The Department of Biotechnology (DBT) has drafted a set of guidelines for conducting pre-clinical trials of biosimilars in the country. The Department is now waiting for draft notes on clinical trials for biosimilars from the Drug Controller General of India (DCGI) to complete this work on guidelines.
Manufacture and marketing of biosimilars in India are currently governed by the Environment Protection Act of 1970 and the Drugs and Cosmetic Act. Even though biosimilars is regulated under these provisions of these acts, there is no specific set of rules this sector in the country today.
Emphasising on the need to have proper guidelines to regulate the growing biosimilar market, Dr K K Tripathi, advisor, DBT said that his office has been working for some time to provide industry with a unique set of rules that will help them in their growth.
“Through this guideline, we aim to address the seething problem of lack of regulation in biosimilars in the country. The biggest benefactor of this will be the industry as it will give them more credibility in the market. The guidelines on pre-clinical trials have been completed after taking into consideration the recommendations and comments from all stakeholders and associations from the industry.”

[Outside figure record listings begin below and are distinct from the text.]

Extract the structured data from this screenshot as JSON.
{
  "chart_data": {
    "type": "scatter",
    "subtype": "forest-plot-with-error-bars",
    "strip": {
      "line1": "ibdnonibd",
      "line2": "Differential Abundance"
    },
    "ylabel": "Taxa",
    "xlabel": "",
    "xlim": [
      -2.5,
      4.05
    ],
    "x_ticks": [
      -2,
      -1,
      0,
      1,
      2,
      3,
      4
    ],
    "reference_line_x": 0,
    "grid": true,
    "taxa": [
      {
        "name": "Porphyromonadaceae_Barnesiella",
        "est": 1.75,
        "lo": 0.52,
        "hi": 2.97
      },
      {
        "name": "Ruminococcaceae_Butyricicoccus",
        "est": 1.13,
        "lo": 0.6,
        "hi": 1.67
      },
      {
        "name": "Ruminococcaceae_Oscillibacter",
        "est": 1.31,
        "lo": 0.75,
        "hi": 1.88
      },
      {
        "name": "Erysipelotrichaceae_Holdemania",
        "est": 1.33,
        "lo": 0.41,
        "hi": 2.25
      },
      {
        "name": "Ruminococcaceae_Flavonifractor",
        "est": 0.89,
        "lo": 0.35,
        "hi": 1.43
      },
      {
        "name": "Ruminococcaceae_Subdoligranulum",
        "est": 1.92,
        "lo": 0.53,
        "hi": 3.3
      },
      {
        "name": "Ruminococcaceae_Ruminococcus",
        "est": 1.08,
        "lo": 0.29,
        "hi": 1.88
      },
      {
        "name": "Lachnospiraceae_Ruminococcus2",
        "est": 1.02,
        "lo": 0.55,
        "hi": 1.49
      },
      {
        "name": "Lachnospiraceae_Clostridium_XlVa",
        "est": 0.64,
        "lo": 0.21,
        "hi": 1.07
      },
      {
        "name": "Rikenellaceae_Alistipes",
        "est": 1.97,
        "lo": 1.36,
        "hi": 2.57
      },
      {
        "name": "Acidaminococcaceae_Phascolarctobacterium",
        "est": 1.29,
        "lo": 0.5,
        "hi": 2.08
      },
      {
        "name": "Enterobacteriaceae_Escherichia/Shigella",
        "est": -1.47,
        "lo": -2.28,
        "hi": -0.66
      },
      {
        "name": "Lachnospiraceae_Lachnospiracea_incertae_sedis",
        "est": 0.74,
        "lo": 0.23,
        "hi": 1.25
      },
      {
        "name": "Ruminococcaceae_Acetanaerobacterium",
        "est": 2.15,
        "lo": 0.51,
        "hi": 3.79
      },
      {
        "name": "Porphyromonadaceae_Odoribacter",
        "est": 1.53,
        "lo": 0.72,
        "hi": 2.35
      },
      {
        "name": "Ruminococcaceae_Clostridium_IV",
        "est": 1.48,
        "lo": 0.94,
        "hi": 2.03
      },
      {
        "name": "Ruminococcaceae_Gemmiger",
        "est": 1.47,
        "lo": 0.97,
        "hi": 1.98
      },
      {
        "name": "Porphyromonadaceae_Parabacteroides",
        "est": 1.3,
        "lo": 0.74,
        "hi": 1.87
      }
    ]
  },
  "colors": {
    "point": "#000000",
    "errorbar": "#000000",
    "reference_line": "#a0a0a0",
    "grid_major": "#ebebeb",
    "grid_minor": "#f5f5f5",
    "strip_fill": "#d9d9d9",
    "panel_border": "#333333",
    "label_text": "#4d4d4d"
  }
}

It is believed that the market for biosimilars will change significantly by 2015, as many well known biologic drugs are on the verge of patent expiration.
“We are constantly working for the betterment of the industry and that is why we are keen to complete the guidelines on biosimilars fast. However, to complete the work on guidelines we need data on clinical trials from the DCGI, only after that can we proceed further in this,” Dr Tripathi informed.
DBT have been working on the pre clinical guideline from last one and half year. Biosimilars enter the markets when a biodrug patent expires. Unlike generics, biosimilars are not produced chemically but biologically, taking a biotech drug as a reference.